In the Hadoop ecosystem, both HDFS and HBase face tough problems in massive file storage in some scenarios:

  • If a large number of small files are stored in HDFS, the NameNode will be under great pressure.
  • Some large files cannot be directly stored on HBase due to HBase APIs and internal mechanisms.

HFS is developed for the mixed storage of massive small files and some large files in Hadoop. In a word, both massive amounts of small files (smaller than 10 MB) and some large files (greater than 10 MB) need to be stored in HBase tables.

For such a scenario, HFS provides unified operation APIs similar to HBase function APIs. You must add org.apache.hadoop.hbase.filestream.coprocessor.FileStreamMasterObserver to the hbase.coprocessor.master.classes HBase configuration parameter.

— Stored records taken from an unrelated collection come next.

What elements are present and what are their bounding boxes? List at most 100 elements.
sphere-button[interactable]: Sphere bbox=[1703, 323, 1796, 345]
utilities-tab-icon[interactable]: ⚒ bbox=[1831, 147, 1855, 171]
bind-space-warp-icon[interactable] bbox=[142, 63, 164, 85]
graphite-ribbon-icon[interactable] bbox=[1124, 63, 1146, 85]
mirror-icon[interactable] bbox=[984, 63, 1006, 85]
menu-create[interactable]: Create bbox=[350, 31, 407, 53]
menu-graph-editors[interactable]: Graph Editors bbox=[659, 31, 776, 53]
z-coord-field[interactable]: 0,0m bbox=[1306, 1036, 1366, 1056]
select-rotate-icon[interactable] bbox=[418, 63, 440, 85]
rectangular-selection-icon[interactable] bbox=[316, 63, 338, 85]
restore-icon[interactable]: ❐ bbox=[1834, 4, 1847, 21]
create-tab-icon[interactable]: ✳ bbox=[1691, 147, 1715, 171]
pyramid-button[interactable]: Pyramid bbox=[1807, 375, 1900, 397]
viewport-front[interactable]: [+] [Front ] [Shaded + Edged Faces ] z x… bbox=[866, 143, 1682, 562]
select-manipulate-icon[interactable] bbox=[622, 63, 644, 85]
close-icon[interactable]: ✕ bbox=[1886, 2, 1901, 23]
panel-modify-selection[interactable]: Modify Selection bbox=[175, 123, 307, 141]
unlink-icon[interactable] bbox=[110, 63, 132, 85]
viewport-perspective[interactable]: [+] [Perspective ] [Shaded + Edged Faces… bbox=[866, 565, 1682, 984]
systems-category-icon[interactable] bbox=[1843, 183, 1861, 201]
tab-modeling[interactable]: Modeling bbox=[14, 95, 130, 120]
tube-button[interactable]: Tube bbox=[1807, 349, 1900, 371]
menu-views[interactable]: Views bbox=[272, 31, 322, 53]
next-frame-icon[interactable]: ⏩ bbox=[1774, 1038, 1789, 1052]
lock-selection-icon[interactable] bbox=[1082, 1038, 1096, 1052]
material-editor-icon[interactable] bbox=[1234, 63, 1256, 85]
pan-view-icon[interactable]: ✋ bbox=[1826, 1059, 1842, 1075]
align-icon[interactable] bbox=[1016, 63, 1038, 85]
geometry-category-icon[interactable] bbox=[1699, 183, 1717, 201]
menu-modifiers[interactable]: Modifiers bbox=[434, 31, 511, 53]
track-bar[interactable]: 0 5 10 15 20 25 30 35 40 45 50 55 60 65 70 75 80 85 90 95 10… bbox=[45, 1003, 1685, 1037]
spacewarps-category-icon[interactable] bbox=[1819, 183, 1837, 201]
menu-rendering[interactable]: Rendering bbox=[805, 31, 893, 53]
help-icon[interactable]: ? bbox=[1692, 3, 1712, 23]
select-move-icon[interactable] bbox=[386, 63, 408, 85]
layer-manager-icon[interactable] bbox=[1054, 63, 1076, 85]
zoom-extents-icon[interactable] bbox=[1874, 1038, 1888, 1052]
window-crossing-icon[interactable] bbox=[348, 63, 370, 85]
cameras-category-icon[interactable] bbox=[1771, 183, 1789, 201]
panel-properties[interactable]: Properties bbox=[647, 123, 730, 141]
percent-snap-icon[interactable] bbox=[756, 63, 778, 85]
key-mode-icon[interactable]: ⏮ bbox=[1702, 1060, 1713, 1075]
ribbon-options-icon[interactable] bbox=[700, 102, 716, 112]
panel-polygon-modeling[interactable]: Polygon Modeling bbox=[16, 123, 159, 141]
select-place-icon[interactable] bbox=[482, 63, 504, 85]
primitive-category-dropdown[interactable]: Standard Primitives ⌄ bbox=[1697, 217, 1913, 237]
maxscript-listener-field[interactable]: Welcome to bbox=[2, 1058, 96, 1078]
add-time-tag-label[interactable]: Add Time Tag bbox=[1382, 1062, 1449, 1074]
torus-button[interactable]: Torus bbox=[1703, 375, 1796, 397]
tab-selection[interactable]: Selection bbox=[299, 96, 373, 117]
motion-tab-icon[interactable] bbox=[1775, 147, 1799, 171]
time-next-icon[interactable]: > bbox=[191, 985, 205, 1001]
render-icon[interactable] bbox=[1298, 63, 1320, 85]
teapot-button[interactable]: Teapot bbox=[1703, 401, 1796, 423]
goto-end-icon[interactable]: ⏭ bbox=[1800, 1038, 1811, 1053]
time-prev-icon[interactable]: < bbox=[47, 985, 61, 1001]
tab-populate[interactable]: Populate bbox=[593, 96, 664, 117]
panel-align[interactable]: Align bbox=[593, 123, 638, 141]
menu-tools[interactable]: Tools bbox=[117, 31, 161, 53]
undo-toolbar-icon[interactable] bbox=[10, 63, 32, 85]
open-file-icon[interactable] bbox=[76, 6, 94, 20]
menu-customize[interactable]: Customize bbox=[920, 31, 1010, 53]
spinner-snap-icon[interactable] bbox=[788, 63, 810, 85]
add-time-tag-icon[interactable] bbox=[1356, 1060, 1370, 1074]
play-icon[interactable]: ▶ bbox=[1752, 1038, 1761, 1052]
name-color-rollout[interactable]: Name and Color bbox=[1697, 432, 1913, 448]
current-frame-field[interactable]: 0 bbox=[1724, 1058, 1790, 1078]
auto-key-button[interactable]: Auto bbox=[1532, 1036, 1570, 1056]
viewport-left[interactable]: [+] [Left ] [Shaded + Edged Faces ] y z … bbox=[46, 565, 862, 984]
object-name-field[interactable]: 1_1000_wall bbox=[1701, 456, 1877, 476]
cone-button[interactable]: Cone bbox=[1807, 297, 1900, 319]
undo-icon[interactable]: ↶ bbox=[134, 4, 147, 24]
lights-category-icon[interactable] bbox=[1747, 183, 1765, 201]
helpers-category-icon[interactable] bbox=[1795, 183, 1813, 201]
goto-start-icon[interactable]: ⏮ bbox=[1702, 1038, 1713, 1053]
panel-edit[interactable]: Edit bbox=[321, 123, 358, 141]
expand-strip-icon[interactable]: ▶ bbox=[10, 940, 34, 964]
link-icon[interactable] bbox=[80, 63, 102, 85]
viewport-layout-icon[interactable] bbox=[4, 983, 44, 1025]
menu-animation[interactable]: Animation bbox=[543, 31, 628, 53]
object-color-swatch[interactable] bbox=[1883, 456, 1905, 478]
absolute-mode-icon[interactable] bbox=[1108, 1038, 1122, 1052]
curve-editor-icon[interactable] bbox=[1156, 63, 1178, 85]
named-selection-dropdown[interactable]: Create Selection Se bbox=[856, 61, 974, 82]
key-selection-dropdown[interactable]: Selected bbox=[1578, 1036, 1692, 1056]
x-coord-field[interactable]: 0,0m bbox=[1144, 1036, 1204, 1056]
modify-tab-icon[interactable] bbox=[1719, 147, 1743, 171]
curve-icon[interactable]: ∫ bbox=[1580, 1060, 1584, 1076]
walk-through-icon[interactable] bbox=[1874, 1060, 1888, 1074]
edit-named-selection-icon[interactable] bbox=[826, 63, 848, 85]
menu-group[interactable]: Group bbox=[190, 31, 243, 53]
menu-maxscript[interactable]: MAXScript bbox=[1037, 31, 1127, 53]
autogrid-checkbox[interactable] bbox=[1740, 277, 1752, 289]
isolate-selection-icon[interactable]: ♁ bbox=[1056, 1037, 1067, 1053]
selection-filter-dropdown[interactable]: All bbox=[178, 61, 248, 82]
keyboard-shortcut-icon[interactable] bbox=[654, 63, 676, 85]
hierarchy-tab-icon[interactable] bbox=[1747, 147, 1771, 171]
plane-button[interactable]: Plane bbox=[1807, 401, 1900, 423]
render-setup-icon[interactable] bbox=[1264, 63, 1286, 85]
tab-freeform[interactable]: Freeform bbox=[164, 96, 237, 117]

  • If only small files are stored, HBase original APIs are recommended.
  • HFS APIs need to perform operations on both HBase and HDFS at the same time. Therefore, client users must have operation permissions of both components.
  • When directly storing large files in HDFS, HFS will add some metadata information. Therefore, the stored files are not the original ones. When you use these files, use HFS APIs to read them instead of directly moving them out of HDFS.
  • Backup and disaster recovery are not supported for data stored in HDFS by using HFS APIs.

Procedure

  1. Log in to MRS Manager.
  2. Choose Service > HBase > Service Configuration, and set Type to All. Choose HMaster > System on the left.
  3. In the hbase.coprocessor.master.classes configuration item, add org.apache.hadoop.hbase.filestream.coprocessor.FileStreamMasterObserver.
  4. Click Save Configuration. In the window that is displayed, select Restart the affected services or instances and click Yes to restart the HBase service.